Sinatra gave a wry smile. ‘After all, that’s a natural human failing and we are all prey to it, just as everybody sooner or later drops a hammer on his foot. But sometimes a character will come along and try to take advantage of our momentary inattention. He’ll suggest it would be a good idea if the principles we’ve lived by for so long were to be laid aside. Well, whether that’s so or not is something the whole city will decide, practising the best-established principle of all, the principle of elective democracy. All I’m saying is that before we accept any changes we should think good and hard about it, because the freedoms and the affluence we enjoy today didn’t come about all at once, and they didn’t come about by themselves, either. They needed the right system, and that took a long period of time to evolve.’

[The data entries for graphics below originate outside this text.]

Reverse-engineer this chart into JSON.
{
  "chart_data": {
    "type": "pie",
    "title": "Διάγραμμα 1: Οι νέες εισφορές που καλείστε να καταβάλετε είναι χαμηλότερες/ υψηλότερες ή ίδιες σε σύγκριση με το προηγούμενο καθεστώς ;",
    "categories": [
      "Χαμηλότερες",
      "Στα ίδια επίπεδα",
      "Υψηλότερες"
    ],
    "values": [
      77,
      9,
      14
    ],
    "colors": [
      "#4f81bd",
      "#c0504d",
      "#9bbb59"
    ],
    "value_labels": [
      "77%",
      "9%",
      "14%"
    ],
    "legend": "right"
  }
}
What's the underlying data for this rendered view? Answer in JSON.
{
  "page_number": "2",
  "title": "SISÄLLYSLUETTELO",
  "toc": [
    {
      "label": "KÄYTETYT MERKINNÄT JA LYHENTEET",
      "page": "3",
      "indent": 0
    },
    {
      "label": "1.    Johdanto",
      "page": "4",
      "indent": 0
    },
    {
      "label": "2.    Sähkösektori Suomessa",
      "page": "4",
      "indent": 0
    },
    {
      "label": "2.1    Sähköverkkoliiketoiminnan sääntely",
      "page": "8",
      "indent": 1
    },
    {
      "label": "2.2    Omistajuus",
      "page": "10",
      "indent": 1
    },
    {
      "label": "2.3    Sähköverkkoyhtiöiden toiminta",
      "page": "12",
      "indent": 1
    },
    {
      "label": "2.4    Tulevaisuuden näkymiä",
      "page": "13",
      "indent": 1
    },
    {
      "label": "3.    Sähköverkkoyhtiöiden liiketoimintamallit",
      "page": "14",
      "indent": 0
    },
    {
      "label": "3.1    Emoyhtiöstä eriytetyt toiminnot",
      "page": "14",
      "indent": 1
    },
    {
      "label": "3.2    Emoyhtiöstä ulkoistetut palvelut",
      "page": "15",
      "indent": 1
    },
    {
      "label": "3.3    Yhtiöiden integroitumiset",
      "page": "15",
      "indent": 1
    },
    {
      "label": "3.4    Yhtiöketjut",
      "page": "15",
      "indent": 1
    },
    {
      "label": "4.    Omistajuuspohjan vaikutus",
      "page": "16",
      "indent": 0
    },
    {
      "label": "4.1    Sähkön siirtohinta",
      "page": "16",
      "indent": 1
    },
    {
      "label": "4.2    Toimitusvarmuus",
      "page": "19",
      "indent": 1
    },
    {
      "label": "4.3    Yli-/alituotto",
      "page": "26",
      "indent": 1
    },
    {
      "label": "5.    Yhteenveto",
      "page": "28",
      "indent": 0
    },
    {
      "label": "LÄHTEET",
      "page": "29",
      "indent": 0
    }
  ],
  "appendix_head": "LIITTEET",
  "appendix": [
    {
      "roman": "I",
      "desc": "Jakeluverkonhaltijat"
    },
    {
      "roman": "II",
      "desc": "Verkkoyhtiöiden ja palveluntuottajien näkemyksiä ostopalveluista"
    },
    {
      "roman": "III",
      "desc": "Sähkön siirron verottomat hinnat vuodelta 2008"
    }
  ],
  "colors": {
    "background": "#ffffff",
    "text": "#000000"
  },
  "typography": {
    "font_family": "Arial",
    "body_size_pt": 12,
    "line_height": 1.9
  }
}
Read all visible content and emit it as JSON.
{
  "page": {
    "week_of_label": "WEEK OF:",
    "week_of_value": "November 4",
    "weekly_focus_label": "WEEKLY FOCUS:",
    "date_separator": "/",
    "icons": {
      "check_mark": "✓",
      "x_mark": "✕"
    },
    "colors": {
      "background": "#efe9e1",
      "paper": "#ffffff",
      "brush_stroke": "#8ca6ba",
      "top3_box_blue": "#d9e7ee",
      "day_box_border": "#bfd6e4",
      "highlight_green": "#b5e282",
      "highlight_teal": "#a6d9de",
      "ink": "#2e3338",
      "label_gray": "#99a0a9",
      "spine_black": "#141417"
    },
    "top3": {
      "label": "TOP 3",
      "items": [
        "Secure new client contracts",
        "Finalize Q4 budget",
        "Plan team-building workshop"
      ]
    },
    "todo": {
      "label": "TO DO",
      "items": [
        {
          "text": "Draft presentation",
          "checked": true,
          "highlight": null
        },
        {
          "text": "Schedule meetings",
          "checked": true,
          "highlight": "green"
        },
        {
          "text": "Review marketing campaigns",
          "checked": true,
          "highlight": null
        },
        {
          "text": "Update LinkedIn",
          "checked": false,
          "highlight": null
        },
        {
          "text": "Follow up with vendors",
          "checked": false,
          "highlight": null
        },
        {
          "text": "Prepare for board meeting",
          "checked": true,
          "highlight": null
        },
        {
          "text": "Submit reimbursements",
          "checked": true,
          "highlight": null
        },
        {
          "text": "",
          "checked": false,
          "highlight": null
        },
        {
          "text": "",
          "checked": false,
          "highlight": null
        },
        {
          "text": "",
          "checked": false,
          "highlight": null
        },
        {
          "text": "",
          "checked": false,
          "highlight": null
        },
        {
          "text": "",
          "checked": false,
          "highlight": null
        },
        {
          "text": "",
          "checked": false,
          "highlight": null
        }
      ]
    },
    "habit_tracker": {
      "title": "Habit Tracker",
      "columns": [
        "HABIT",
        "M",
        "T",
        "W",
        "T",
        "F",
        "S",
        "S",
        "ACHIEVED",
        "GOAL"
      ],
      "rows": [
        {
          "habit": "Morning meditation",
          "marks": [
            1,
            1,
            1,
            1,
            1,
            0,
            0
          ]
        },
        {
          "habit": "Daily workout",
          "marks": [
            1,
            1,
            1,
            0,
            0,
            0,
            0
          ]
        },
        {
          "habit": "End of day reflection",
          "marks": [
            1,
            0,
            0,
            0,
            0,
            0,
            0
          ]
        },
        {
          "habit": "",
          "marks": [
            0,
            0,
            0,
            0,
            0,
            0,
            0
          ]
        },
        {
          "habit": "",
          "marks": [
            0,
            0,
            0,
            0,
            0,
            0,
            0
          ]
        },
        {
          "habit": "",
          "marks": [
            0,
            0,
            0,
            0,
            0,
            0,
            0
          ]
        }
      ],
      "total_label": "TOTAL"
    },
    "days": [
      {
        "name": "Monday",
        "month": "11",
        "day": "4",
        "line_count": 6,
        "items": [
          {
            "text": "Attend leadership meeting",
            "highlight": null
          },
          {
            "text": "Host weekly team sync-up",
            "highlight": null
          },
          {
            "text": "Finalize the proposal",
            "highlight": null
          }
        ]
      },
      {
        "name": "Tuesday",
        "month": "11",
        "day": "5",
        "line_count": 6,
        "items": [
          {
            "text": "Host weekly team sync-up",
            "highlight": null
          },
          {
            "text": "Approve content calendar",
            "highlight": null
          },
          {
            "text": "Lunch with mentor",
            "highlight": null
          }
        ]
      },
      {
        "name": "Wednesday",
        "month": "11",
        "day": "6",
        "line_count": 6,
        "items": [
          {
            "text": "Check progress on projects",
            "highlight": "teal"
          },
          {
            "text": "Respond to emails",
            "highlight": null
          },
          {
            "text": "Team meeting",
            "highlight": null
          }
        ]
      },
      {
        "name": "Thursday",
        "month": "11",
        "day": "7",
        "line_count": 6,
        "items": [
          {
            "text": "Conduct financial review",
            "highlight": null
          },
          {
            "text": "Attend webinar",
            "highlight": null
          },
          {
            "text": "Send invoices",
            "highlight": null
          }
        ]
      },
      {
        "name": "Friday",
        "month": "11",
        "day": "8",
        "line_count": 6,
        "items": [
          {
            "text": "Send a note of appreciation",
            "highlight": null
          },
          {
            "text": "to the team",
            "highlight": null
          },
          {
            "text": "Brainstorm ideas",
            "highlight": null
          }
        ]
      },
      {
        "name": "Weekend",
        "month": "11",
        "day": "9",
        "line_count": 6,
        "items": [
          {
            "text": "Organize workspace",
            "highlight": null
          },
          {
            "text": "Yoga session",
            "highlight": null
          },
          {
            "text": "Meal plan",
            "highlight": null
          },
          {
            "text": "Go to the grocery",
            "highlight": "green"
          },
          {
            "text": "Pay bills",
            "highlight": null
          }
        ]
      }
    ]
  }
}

Sinatra stopped speaking. He rubbed his jaw reflectively, more serious now, and then turned his warm, steady eyes back on his spellbound audience. ‘If this is beginning to sound like a sales pitch, you’re dead right – that’s just what it is. For my money it will be a sad day for UnderMegapolis if we ever lose sight of the principle of plutocratic democracy. It’s given us everything we have, and I believe it’s the best system of government there is. It ensures that only men rule who have already proved their ability to administrate on a large scale, their ability to increase wealth and to provide the community with goods and services. It means efficiency, intelligence and prowess in the high offices of government. And UnderMegapolis proves it by voting in the biggest and most successful corporation heads – the captains of industry, if you want to call it that – for term after term. Well, it now appears that there are some people who want to subvert this principle. Not having what it takes to make it big by their own efforts, they see the Magisterial Council as an easy way of getting to the top.’ Sinatra shook his head sadly. ‘They just don’t know what they’d be letting themselves in for. Running a supercity is no job for anyone who hasn’t been right through the whole school. The community would soon realise it, too. But that won’t happen, because the voters have got too much sense. They realise what plutocratic democracy is for.’

A red light glowed suddenly on the left of the holo stage. A thrill of unbelieving excitement ran through the listening family. Sinatra was inviting a question from them!

On-the-spot questioning was a regular feature of the fairly frequent magisterial holocasts, but in a population of a hundred million the chances of the red light going on in their household had always seemed, well, infinitesimal.